ARTIGO
O outro lado da moeda
por Jonas Silva
Por motivos alheios à nossa vontade o árbitro da prova não conseguiu se fazer presente na prova do dia 30 de agosto, devido a uma infecção intestinal. Desejamos melhoras e que na próxima você esteja lá com força e saúde, Luis!
Foi então que conheci o outro lada da moeda. Logo pela manhã e sozinho acordei sedo, me dirigi ao Passo de Torres local marcado para a largada da prova, distante uns 3 km da marina local de onde os barcos são colocados na água. Logo comecei a trabalhar para organizar a largada. Sem muita prática, mas tentando não falhar, busquei as bolinhas para realizar o sorteio e então surge o primeiro problema; estou só e o relógio esta correndo... neste momento chegaram os barcos do Leite e do Eduardo, que prontamente começaram a trabalhar auxiliando o sorteio. Não faltaram os cornetas que nunca fazem nada, Apenas reclamam e, sem perceber são uns parasitas diplomados, que acham que os outros tem que trabalhar para que eles se divirtam, de preferência sem sequer sujar as mãos.
Em seguida a largada acontece e eu fico ali olhando para a água e fazendo algumas fotos. Todos partem em busca de seus exemplares. No meio da manhã o primeiro barco vem para a pesagem dos peixes, com um exemplar acima de 1 quilo, o que nos deu uma prévia de que a prova terá bons exemplares. As horas passam e a solidão permanece. Alguns amigos nos visitam para saber como está a prova e o companheiro celular ficou esquecido em casa, ou seja, fiquei sem comunicação.

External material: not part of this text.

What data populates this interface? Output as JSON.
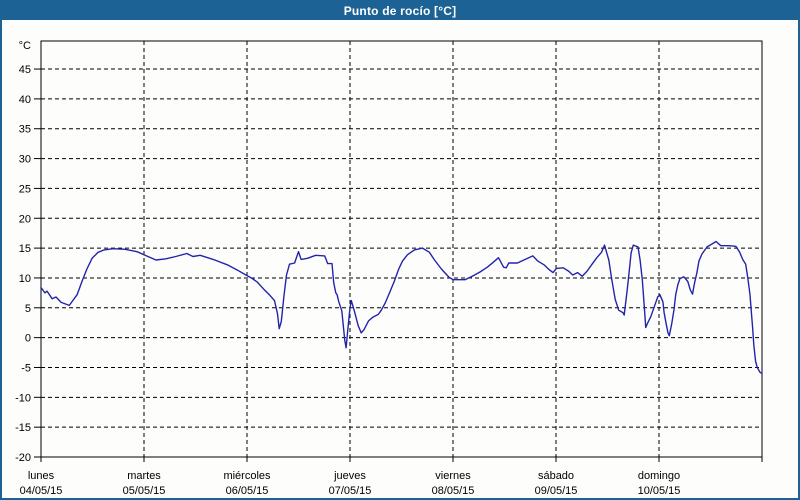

Alguns moradores do município se aproximam, fazem perguntas sobre a competição, querem saber como funciona, contam histórias e nos desafiam. Um deles me diz que robalo não dá no inverno e que com frio não se pega peixe. Logo percebo que o sujeito esta com os pés molhados, ou seja, embriagado logo cedo e me propõe o seguinte. Se aparecer um robalo, me jogo na água de roupa e tudo. Se não aparecer tenho que lhe pagar uma caixa de cachaça. He, he, he!!! Topo o desafio, aí vem a mordida, é claro. “Preciso de um real”, me diz o vivente. Sem pensar alcanço o valor ao sujeito que logo atravessa a ponte. Passaram-se alguns minutos e eis que chega o primeiro barco. O sujeito grita da janela do boteco do outro lado do rio “e ai? já chegou o peixe? quer ver.. já vou aí...” e vem em seguida, quando é informado que o peixe foi pesado e solto. Cobrei a aposta e... não vi mais a sombra do barba russa. O bebum do passo não cumpriu com sua parte na nossa aposta...
Chega a tarde e, sem café e almoço, os barcos chegam. Conseguimos organizar a pesagem bem melhor que a largada e em pouco tempo temos todos os barcos encostados e os peixes pesados. Lançamos a planilha e o resultado veio em seguida ( CLIQUE AQUI PARA ACESSAR OS RESULTADOS DA ETAPA 4) .
Enfim, a parte em terra da prova é muito valorosa e tem que ser respeitada por todos afinal sem ela a brincadeira fica incompleta.